COULD you help enhance the lives of terminally-ill people in West Fife?

The Queen Margaret Hospice Garden Group have a dream to provide an accessible garden to help brighten the final days of West Fifers nearing the end of their lives.

They need £50,000 to provide it and have already raised £32,500 but need YOUR help to push them over their target.

The design brief for the garden at Queen Margaret Hospital allows patients to enjoy the space in beds or wheelchairs.

Dalgety Bay’s Anne Morton dreamed up the idea when visiting a friend and relative last year who lost their battles with cancer.

She told the Press: “This initiative is about life, not death.

“Patients should be able to experience what is going on around them with their loved ones in that last drop of life.

“My father stayed in a hospice and I always remember him saying it’s a joy to hear children playing.

“The garden will enhance life in its final moments.”

Raising £44,000 would just about create the garden the group has in mind but if the total goes beyond £50,000, it will enable more mature planting to be bought – bringing the space to life much more quickly.

Inspired by the anchor at St David’s Harbour at Dalgety Bay, they also hope to install a striking sculpture which would also provide some entertainment for children who visit the ward.

And it doesn’t stop there – the project will need volunteers, members and donators to help keep it going into the future.

NHS provision for outside spaces is something seen as something over and beyond normal delivery care but both Anne and Neale (pictured) praised the staff at NHS Fife for their willingness to help and assist the project.

When Anne was “haunted” by the memory of seeing a grandad trying to occupy young children while their mum died, she asked nursing staff if there were any outside spaces.

Seeing their distress in not being able to provide such a valuable place for patients and their relatives, she told them: “If you leave this with me, it will be done.”

Anne continued: “Well the nurses were beside themselves when I said that!

“But they could see someone was interested and I have to say the nursing staff completely fired my enthusiasm with their commitment to patients and families.

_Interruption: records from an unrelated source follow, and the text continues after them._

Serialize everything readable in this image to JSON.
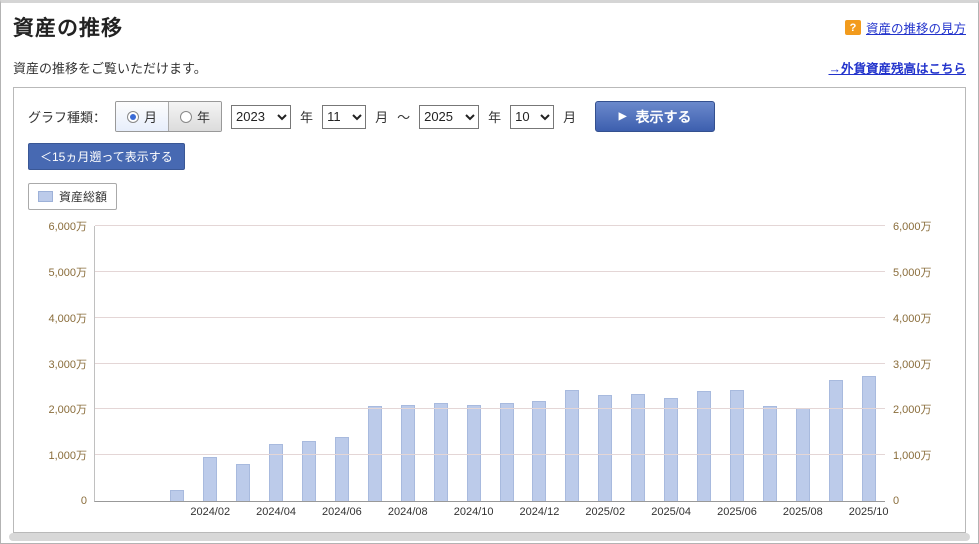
{
  "header": {
    "title": "資産の推移",
    "help_icon": "?",
    "help_link": "資産の推移の見方",
    "description": "資産の推移をご覧いただけます。",
    "foreign_assets_link": "→外貨資産残高はこちら"
  },
  "controls": {
    "graph_type_label": "グラフ種類：",
    "radio_month_label": "月",
    "radio_year_label": "年",
    "selected_graph_type": "月",
    "from_year": "2023",
    "from_month": "11",
    "to_year": "2025",
    "to_month": "10",
    "year_unit": "年",
    "month_unit": "月",
    "range_separator": "～",
    "show_button_icon": "▶",
    "show_button_label": "表示する",
    "back_button_label": "＜15ヵ月遡って表示する"
  },
  "legend": {
    "label": "資産総額",
    "color": "#bccbea"
  },
  "chart_data": {
    "type": "bar",
    "title": "資産総額",
    "unit": "万円",
    "categories": [
      "2023/11",
      "2023/12",
      "2024/01",
      "2024/02",
      "2024/03",
      "2024/04",
      "2024/05",
      "2024/06",
      "2024/07",
      "2024/08",
      "2024/09",
      "2024/10",
      "2024/11",
      "2024/12",
      "2025/01",
      "2025/02",
      "2025/03",
      "2025/04",
      "2025/05",
      "2025/06",
      "2025/07",
      "2025/08",
      "2025/09",
      "2025/10"
    ],
    "values": [
      0,
      0,
      250,
      950,
      800,
      1250,
      1300,
      1400,
      2080,
      2100,
      2130,
      2090,
      2140,
      2180,
      2430,
      2320,
      2340,
      2240,
      2390,
      2430,
      2080,
      2040,
      2650,
      2720
    ],
    "ylim": [
      0,
      6000
    ],
    "ytick_step": 1000,
    "ytick_labels": [
      "0",
      "1,000万",
      "2,000万",
      "3,000万",
      "4,000万",
      "5,000万",
      "6,000万"
    ],
    "xtick_labels": [
      "2024/02",
      "2024/04",
      "2024/06",
      "2024/08",
      "2024/10",
      "2024/12",
      "2025/02",
      "2025/04",
      "2025/06",
      "2025/08",
      "2025/10"
    ],
    "bar_color": "#bccbea",
    "grid": true,
    "legend_position": "top-left",
    "axis_label_color": "#8a6d3b"
  }
}
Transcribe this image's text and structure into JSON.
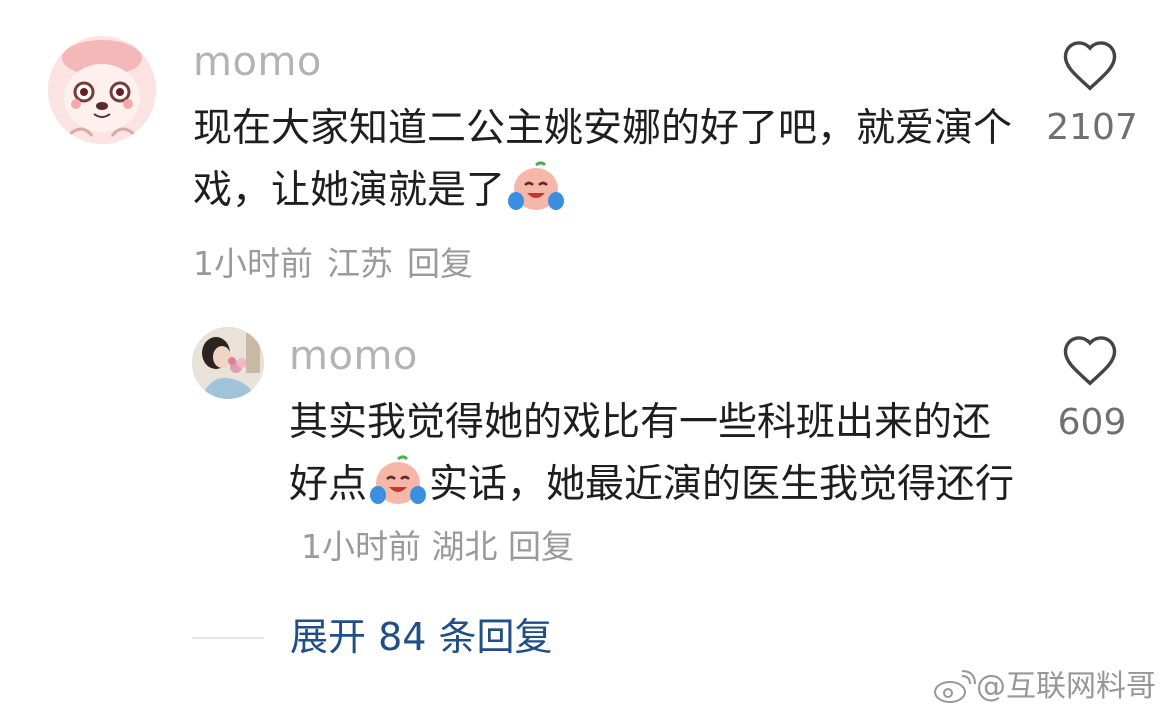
{
  "comment": {
    "username": "momo",
    "text": "现在大家知道二公主姚安娜的好了吧，就爱演个戏，让她演就是了",
    "emoji": "crying-laughing-face",
    "time": "1小时前",
    "location": "江苏",
    "reply_label": "回复",
    "likes": "2107"
  },
  "reply": {
    "username": "momo",
    "text_part1": "其实我觉得她的戏比有一些科班出来的还好点",
    "emoji": "crying-laughing-face",
    "text_part2": "实话，她最近演的医生我觉得还行",
    "time": "1小时前",
    "location": "湖北",
    "reply_label": "回复",
    "likes": "609"
  },
  "expand": {
    "label": "展开 84 条回复"
  },
  "watermark": {
    "text": "@互联网料哥"
  },
  "colors": {
    "link_blue": "#1f4f86",
    "meta_gray": "#9a9a9a",
    "username_gray": "#b3b3b3"
  }
}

From there, I got in touch with the managers in the NHS and we put a committee together.

“There has been no official call to the public yet and we’ve raised £32,500 through grants or word of mouth – I have to say it’s very exciting!”

The garden has received a significant boost from NHS Fife Endowment Funds.

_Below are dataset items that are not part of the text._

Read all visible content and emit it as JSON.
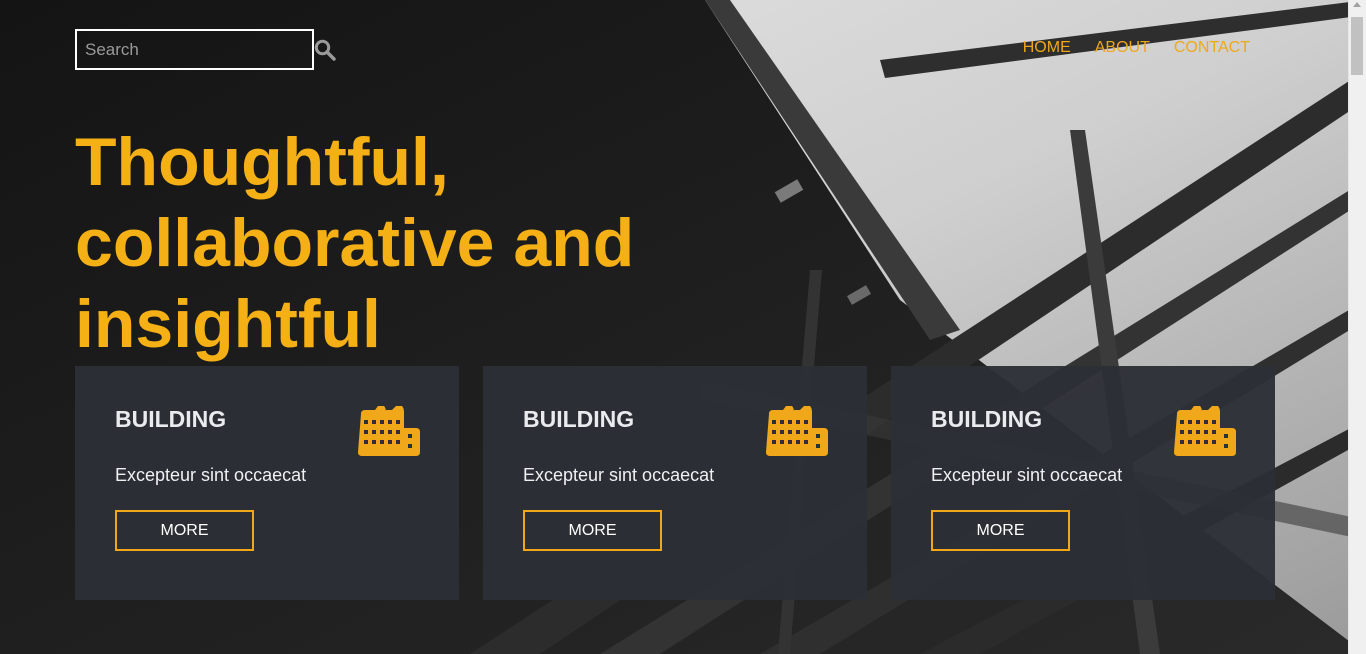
{
  "search": {
    "placeholder": "Search",
    "icon": "search-icon"
  },
  "nav": {
    "items": [
      {
        "label": "HOME"
      },
      {
        "label": "ABOUT"
      },
      {
        "label": "CONTACT"
      }
    ]
  },
  "hero": {
    "title": "Thoughtful, collaborative and insightful"
  },
  "cards": [
    {
      "title": "BUILDING",
      "text": "Excepteur sint occaecat",
      "button": "MORE",
      "icon": "factory-icon"
    },
    {
      "title": "BUILDING",
      "text": "Excepteur sint occaecat",
      "button": "MORE",
      "icon": "factory-icon"
    },
    {
      "title": "BUILDING",
      "text": "Excepteur sint occaecat",
      "button": "MORE",
      "icon": "factory-icon"
    }
  ],
  "colors": {
    "accent": "#f5b015",
    "nav": "#eea81a",
    "card_bg": "#2c2f35"
  }
}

Up to £25,000 of funds has been made available to the project – a collaboration between members of the public and representatives from health services.

Tricia Marwick, chair of NHS Fife, said: “We are delighted that up to £25,000 of NHS Fife Endowment Funds will support this very worthwhile project.

“We all know the tremendous difference the hospice makes to patients and their loved ones and a dedicated garden will further improve their experience.

“The enthusiasm of the Queen Margaret Hospice Garden Group is to be commended, and I look forward to seeing the transformation of this space into a fantastic garden that patients and their families can enjoy.”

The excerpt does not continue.